As Redditor u/roselighters recently noted on the platform, there have been several instances where the "Criminal Minds" writers resorted to fridging. Perhaps one of the most remembered times was the death of Aaron "Hotch" Hotchner's (Thomas Gibson) ex-wife Haley in Season 5. Few fans could forget watching as serial killer Goerge Foyet shot and killed Haley (Meredith Monroe) while he forced Hotch to listen over the phone. The fridging comes into play because the death of Haley prompts Hotch — who was previously a relatively absent father — to grow into the father he needed to be. Hotch's heroic transformation even results in him giving up his career to protect his son.

After Hotch's ex was fridged, Rossi's met the same fate

If that had been the lone act of fridging in the series, fans may have been willing to overlook or accept.

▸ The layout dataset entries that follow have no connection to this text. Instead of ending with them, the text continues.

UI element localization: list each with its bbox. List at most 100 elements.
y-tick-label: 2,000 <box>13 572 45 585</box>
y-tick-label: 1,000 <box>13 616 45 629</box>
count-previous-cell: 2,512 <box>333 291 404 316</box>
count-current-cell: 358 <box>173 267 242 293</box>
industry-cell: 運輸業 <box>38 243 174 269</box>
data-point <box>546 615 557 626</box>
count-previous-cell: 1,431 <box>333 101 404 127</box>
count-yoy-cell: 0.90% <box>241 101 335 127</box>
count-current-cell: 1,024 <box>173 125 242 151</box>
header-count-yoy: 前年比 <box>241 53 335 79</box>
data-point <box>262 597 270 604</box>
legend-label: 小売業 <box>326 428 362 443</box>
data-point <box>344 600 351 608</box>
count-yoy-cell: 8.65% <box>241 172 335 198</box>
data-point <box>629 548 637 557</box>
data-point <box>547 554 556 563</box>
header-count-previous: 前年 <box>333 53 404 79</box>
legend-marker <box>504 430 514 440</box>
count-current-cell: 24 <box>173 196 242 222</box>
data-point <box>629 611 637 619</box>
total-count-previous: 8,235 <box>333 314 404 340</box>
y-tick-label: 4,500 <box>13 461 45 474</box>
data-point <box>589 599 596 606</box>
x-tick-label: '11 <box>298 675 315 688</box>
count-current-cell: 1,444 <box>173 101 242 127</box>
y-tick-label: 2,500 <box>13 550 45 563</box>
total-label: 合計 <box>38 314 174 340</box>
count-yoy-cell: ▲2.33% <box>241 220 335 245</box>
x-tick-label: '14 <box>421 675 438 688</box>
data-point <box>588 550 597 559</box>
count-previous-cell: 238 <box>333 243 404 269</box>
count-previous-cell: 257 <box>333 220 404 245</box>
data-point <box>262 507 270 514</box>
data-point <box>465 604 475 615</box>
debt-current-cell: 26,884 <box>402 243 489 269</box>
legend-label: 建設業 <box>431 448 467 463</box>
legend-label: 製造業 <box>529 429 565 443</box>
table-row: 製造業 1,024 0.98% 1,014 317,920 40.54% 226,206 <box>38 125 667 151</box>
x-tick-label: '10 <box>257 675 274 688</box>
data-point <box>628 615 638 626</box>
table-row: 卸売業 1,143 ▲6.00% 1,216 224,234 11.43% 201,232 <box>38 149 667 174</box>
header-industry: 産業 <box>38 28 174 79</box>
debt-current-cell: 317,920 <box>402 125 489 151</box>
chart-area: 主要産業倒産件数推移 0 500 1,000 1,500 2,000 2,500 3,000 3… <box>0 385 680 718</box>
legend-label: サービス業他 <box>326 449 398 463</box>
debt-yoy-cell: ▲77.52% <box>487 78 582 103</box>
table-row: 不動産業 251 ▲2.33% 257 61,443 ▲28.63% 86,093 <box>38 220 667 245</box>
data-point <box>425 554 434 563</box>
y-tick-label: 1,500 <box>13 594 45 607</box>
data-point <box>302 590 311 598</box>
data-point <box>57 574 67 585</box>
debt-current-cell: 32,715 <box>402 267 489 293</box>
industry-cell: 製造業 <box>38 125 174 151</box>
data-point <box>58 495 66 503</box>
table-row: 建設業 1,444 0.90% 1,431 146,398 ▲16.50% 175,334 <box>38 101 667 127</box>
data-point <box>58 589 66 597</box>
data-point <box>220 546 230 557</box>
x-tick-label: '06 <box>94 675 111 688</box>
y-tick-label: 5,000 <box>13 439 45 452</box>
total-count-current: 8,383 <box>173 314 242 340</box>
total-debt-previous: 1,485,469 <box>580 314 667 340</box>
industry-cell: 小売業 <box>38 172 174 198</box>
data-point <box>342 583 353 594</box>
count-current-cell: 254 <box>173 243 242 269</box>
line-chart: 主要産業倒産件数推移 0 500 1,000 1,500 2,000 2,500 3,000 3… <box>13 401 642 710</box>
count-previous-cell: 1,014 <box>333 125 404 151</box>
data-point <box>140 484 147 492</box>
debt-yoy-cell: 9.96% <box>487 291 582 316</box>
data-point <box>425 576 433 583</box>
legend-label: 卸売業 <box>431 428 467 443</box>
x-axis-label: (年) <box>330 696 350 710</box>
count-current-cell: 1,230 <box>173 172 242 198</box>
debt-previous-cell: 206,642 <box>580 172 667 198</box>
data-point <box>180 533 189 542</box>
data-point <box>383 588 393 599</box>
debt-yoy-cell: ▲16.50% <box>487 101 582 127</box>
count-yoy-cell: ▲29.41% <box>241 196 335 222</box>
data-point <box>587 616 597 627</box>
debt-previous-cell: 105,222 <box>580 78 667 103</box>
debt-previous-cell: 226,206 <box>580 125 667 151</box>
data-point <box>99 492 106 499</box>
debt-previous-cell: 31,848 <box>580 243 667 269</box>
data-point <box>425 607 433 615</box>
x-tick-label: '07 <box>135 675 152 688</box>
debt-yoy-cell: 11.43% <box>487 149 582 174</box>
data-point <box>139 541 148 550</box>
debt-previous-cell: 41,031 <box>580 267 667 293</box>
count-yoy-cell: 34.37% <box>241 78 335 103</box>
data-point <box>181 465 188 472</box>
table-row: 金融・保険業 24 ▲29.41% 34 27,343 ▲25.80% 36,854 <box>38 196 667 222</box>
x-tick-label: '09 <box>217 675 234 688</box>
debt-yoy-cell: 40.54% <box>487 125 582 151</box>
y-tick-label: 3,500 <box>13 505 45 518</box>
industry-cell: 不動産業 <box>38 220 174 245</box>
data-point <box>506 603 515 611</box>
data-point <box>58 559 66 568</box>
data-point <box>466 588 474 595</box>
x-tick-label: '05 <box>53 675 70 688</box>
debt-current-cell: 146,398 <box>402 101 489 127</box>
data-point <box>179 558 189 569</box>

However, as stated in the Reddit post, the show's writers pulled out the trope again in Season 7. This time, the victim was David Rossi's (Joe Mantegna) first wife, Carolyn (Isabella Hofmann). 

Unseen before the seventh season, Carolyn is introduced to viewers when she reaches out to Rossi to inform him that she has amyotrophic lateral sclerosis, ALS, and is near death. She then asks him to help her end her life. When he refuses, Carolyn takes matters into her own hands and overdoses on pills, dying with Rossi by her side. 

While the death didn't send Rossi on a hero's journey, it did provide the character a heartfelt storyline that helped viewers come to know him better. The fridging trope still applies here, as there were certainly other ways to explore Rossi's personal life without killing off his first wife as quickly as she was introduced.

Even Spencer Reid's love interest was fridged

In Season 8, fridging is trotted out again. During the early episodes of the season, Spencer Reid began communicating with a woman named Maeve (Beth Riesgraf), who is mostly homebound due to someone stalking her. As their phone relationship continues, Reid begins to fall in love with Maeve despite never meeting in person. Shortly after they finally meet face to face, Maeve is abducted and killed by her stalker, leaving Reid inconsolable. Much like with Rossi, the fridging here is done to provide an emotional arc for Reid, an arc that could have derived from something other than killing his love interest.

In the Reddit post, u/roselighters admits that while the fridging on "Criminal Minds" is not a deal-breaker, the repeated use of the trope is bothersome. For a rather small team, the majority of the BAU's men have had a love interest killed solely to give the men a challenging heartbreak to overcome, and those women deserved better.